Legal Entity Identifiers and call authentication
Could a standardized “Legal Entity Identifier” (LEI) help with call authentication? Some organizations believe it could. They’ve encouraged the FCC to incorporate LEI provisions into the Commission’s call authentication rules. Let’s have a look.
Global Legal Entity Identifier
The LEI initiative was established by the Financial Stability Board (FSB) in 2014. They wanted to find a better way to identify the parties behind financial transactions, especially securities trading. Regulators agreed that the 2008 financial crisis demonstrated the benefits that a standardized LEI could provide.
The FSB established the Global Legal Entity Identifier Foundation (GLEIF) as a non-profit organization to support the implementation and use of the LEI.
LEI creation is done by a network of approved vetting organizations that review and approve LEI applications and add entity-identifying information to a centralized database.
The LEI is a 20-character unique identifier. The LEI holder uses this number to identify itself with other organizations, who then look up identifying information about the LEI holder in the database.
Although its initial use was for participants in securities markets, the LEI framework could be useful in other Know-Your-Customer (KYC) situations, including call authentication.
LEI potential uses in call authentication
We can think of several call authentication use cases in which the LEI would add value:
- STI Policy Administrator (STI-PA) vetting of STI Certification Authority (STI-CA) applicants
- STI-PA vetting of SHAKEN-authorized service provider applicants for an SPC token
- STI-PA vetting of telephone number provider applicants for an SPC CA token
- STI-CA vetting of STI certificate applicants
- STI-CA vetting of telephone number provider applicants for a Subordinate CA certificate
- Subordinate CA vetting of delegate certificate applicants
In these situations, the reviewing entity needs identifying information from the applicant.

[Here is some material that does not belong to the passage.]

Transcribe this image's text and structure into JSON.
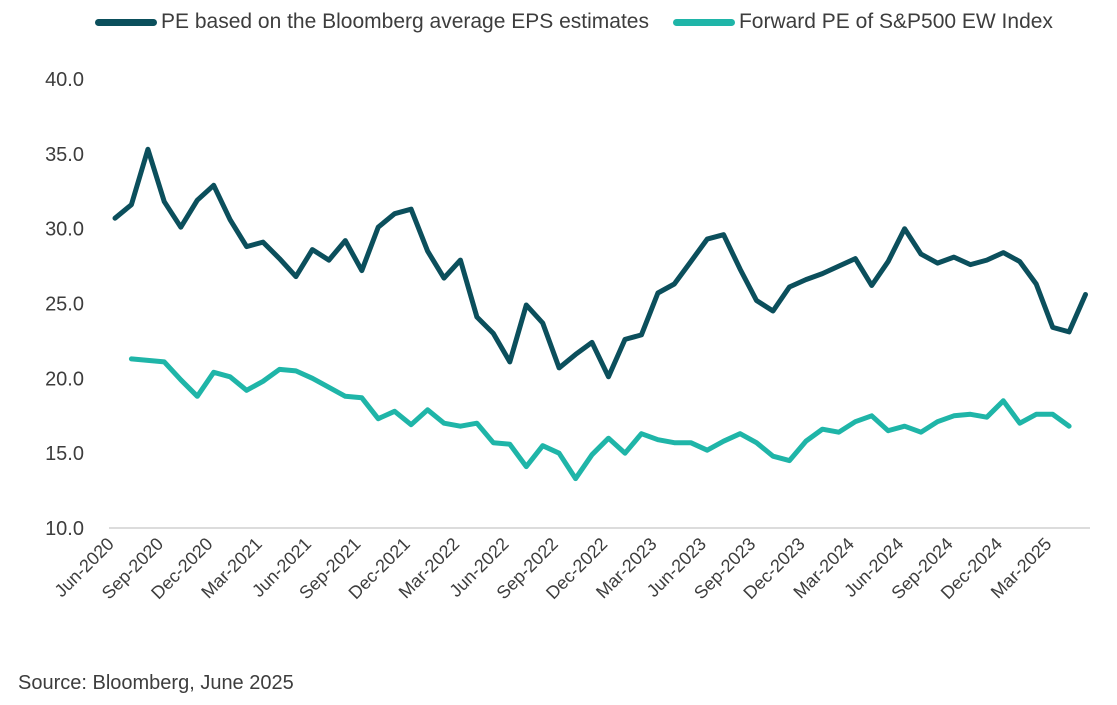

The LEI framework could provide some of the information needed in a standardized format. This would speed up the vetting process.
What prevents a bad actor from impersonating another organization and spoofing its LEI?

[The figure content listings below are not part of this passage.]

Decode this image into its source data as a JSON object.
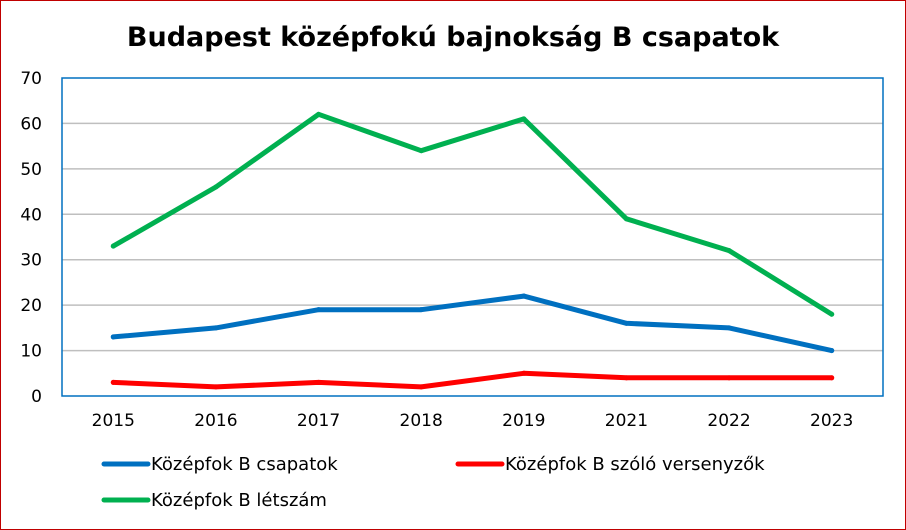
{
  "chart_data": {
    "type": "line",
    "title": "Budapest középfokú bajnokság B csapatok",
    "xlabel": "",
    "ylabel": "",
    "categories": [
      "2015",
      "2016",
      "2017",
      "2018",
      "2019",
      "2021",
      "2022",
      "2023"
    ],
    "ylim": [
      0,
      70
    ],
    "yticks": [
      0,
      10,
      20,
      30,
      40,
      50,
      60,
      70
    ],
    "grid": true,
    "legend_position": "bottom",
    "series": [
      {
        "name": "Középfok B csapatok",
        "color": "#0070c0",
        "values": [
          13,
          15,
          19,
          19,
          22,
          16,
          15,
          10
        ]
      },
      {
        "name": "Középfok B szóló versenyzők",
        "color": "#ff0000",
        "values": [
          3,
          2,
          3,
          2,
          5,
          4,
          4,
          4
        ]
      },
      {
        "name": "Középfok B létszám",
        "color": "#00b050",
        "values": [
          33,
          46,
          62,
          54,
          61,
          39,
          32,
          18
        ]
      }
    ],
    "colors": {
      "gridline": "#bfbfbf",
      "plot_border": "#0070c0",
      "frame_border": "#c00000"
    }
  }
}
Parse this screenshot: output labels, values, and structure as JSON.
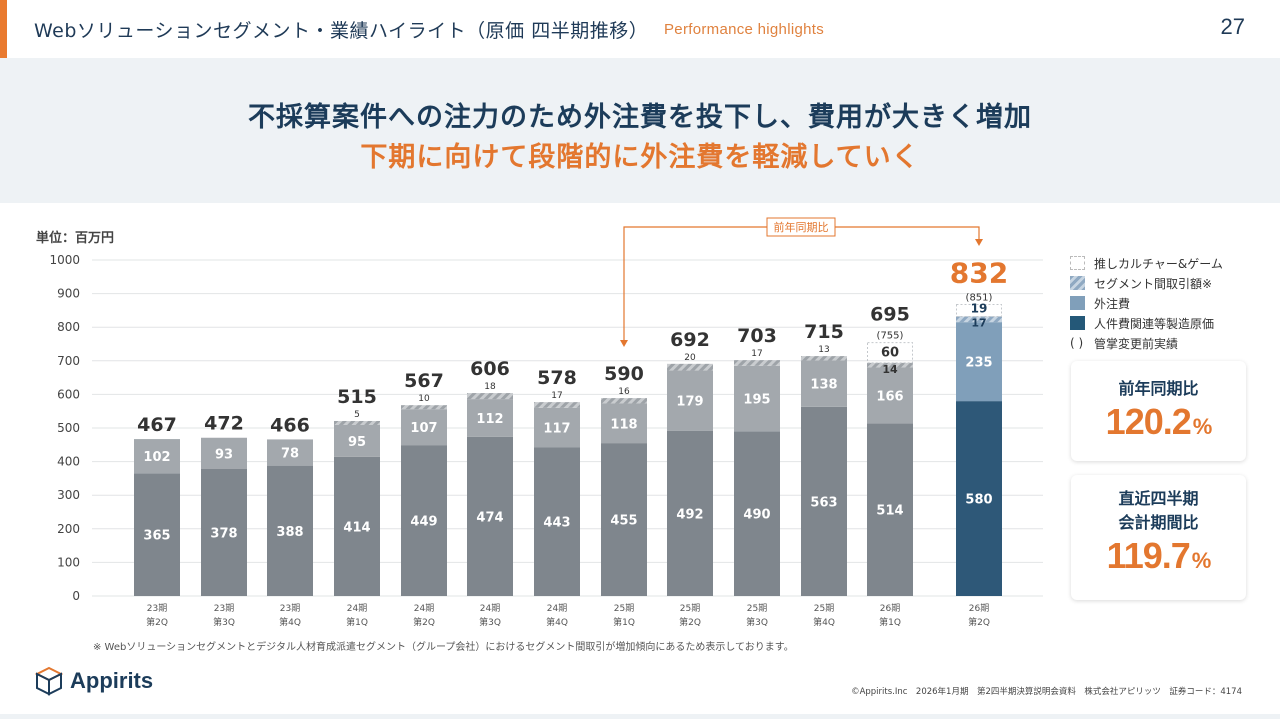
{
  "header": {
    "title": "Webソリューションセグメント・業績ハイライト（原価 四半期推移）",
    "subtitle": "Performance highlights",
    "page_number": "27"
  },
  "banner": {
    "line1": "不採算案件への注力のため外注費を投下し、費用が大きく増加",
    "line2": "下期に向けて段階的に外注費を軽減していく"
  },
  "unit_label": "単位：百万円",
  "yoy_bracket_label": "前年同期比",
  "legend": [
    {
      "key": "oshi",
      "label": "推しカルチャー&ゲーム",
      "style": "dotted"
    },
    {
      "key": "intersegment",
      "label": "セグメント間取引額※",
      "style": "hatched"
    },
    {
      "key": "outsourcing",
      "label": "外注費",
      "color": "#809fba"
    },
    {
      "key": "labor",
      "label": "人件費関連等製造原価",
      "color": "#245878"
    },
    {
      "key": "paren",
      "label": "管掌変更前実績",
      "marker": "( )"
    }
  ],
  "cards": [
    {
      "label_lines": [
        "前年同期比"
      ],
      "value": "120.2",
      "unit": "%"
    },
    {
      "label_lines": [
        "直近四半期",
        "会計期間比"
      ],
      "value": "119.7",
      "unit": "%"
    }
  ],
  "footnote": "※ Webソリューションセグメントとデジタル人材育成派遣セグメント（グループ会社）におけるセグメント間取引が増加傾向にあるため表示しております。",
  "logo_text": "Appirits",
  "copyright": "©Appirits.Inc　2026年1月期　第2四半期決算説明会資料　株式会社アピリッツ　証券コード：4174",
  "colors": {
    "accent": "#e3772f",
    "navy": "#1c3c5a",
    "gray_labor": "#7f868d",
    "gray_outsource": "#a3a8ad",
    "highlight_labor": "#2e5878",
    "highlight_outsource": "#809fba"
  },
  "chart_data": {
    "type": "bar",
    "stacked": true,
    "title": "",
    "ylabel": "単位：百万円",
    "ylim": [
      0,
      1000
    ],
    "yticks": [
      0,
      100,
      200,
      300,
      400,
      500,
      600,
      700,
      800,
      900,
      1000
    ],
    "grid": true,
    "legend_position": "right",
    "categories": [
      [
        "23期",
        "第2Q"
      ],
      [
        "23期",
        "第3Q"
      ],
      [
        "23期",
        "第4Q"
      ],
      [
        "24期",
        "第1Q"
      ],
      [
        "24期",
        "第2Q"
      ],
      [
        "24期",
        "第3Q"
      ],
      [
        "24期",
        "第4Q"
      ],
      [
        "25期",
        "第1Q"
      ],
      [
        "25期",
        "第2Q"
      ],
      [
        "25期",
        "第3Q"
      ],
      [
        "25期",
        "第4Q"
      ],
      [
        "26期",
        "第1Q"
      ],
      [
        "26期",
        "第2Q"
      ]
    ],
    "series": [
      {
        "name": "人件費関連等製造原価",
        "values": [
          365,
          378,
          388,
          414,
          449,
          474,
          443,
          455,
          492,
          490,
          563,
          514,
          580
        ]
      },
      {
        "name": "外注費",
        "values": [
          102,
          93,
          78,
          95,
          107,
          112,
          117,
          118,
          179,
          195,
          138,
          166,
          235
        ]
      },
      {
        "name": "セグメント間取引額※",
        "values": [
          null,
          null,
          null,
          5,
          10,
          18,
          17,
          16,
          20,
          17,
          13,
          14,
          17
        ]
      },
      {
        "name": "推しカルチャー&ゲーム",
        "values": [
          null,
          null,
          null,
          null,
          null,
          null,
          null,
          null,
          null,
          null,
          null,
          60,
          19
        ]
      }
    ],
    "totals": [
      467,
      472,
      466,
      515,
      567,
      606,
      578,
      590,
      692,
      703,
      715,
      695,
      832
    ],
    "totals_before_change": [
      null,
      null,
      null,
      null,
      null,
      null,
      null,
      null,
      null,
      null,
      null,
      755,
      851
    ],
    "highlight_index": 12,
    "annotations": [
      {
        "text": "前年同期比",
        "from_category": 7,
        "to_category": 12
      }
    ]
  }
}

The GLEIF thought of that and came up with a solution: Verifiable LEI. Of course, we’ll need an acronym, so they dubbed this the vLEI.

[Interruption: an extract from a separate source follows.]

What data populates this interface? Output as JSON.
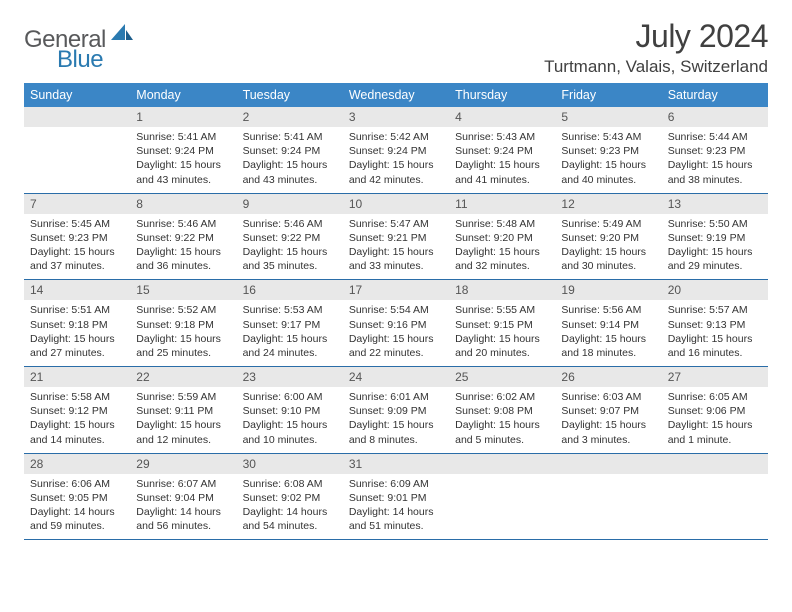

The vLEI is packaged in a digitally signed Verifiable Credential (VC). The vLEI holder presents its VC to a relying party, who then verifies it using Public Key Infrastructure (PKI) techniques.
Does this ring a bell? That’s right—it’s like the PKI techniques used with STI certificates in STIR/SHAKEN.
In the use case scenarios listed above, reviewers would leverage LEIs or vLEIs during the vetting process, not during call processing. Reviewers would have quick access to information in a standard format to support their vetting decisions.